QUONSET: METAL LIVING FOR
A MODERN AGE

Exhibition Design, Fabrication, and Installation


Anchorage Museum
of History and Art
October 16, 2005 through
January 1, 2006
5000 sq. ft.


This traveling exhibition featured the Quonset hut, a mass-produced, prefabricated shelter created to house troops and supplies during WWII. The project required designing an informational and visually dynamic environment to display images and objects with a very specific and repetitive focus, with the possibility of being reconfigured for subsequent venues.


Arranged in formation, the exhibition’s system took their cue from the utilitarian, deployable metal folding chair, and the distinctive arc of the Quonset hut itself – with the effect of curving material closer to the viewer. A set of interlocking, interchangeable, and standardized parts was economically mass-produced by laser-cutting and bending flat steel, allowing the exhibition to be shipped in the smallest of containers and erected on site in the span of two days. Each system component acts as an integral structural member to the assembly, creating a rigid armature out of a minimum of finely sized pieces. Custom spring clips buckle 1/4” masonite display panels snug to the structure’s radius.

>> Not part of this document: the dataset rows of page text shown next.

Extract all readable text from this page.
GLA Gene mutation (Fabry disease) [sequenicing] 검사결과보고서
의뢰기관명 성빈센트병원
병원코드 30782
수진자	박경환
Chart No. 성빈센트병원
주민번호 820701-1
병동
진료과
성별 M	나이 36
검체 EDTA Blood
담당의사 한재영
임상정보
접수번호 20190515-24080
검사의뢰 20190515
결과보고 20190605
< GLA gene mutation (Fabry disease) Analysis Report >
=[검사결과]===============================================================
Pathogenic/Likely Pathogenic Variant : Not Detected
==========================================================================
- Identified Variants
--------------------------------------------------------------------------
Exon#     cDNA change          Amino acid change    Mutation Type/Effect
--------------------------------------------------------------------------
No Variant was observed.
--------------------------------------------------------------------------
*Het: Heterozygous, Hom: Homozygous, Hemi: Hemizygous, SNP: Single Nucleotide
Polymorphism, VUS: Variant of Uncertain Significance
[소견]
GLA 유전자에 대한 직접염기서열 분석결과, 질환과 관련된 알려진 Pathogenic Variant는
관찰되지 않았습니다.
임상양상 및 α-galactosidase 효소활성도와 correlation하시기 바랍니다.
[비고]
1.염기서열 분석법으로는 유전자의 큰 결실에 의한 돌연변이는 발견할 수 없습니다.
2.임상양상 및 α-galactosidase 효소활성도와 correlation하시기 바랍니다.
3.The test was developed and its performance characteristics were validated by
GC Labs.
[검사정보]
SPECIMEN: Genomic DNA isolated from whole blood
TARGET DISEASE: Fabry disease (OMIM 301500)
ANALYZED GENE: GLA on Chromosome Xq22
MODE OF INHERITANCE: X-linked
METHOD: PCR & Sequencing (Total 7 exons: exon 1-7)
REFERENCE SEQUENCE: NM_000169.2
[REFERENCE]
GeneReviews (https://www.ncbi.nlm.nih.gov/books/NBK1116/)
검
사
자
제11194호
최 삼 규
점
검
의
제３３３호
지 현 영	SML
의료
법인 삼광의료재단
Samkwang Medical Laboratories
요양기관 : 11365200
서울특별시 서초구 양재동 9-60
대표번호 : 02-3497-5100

In part replicating the deployment of the original Quonset, the exhibition was fabricated within six weeks in MATTER’s shop and shipped via truck and barge to Alaska. The entire show was mounted on a new painted floor raised up on recycled shipping pallets (in part to conceal egregious museum carpeting) and ringed by concealed fluorescent fixtures with ice blue gels evoking the Alaskan horizon. Custom pendant lighting was installed to lower the gallery’s ceiling plane, emphasizing a wide space and transforming the typical environment of the Museum.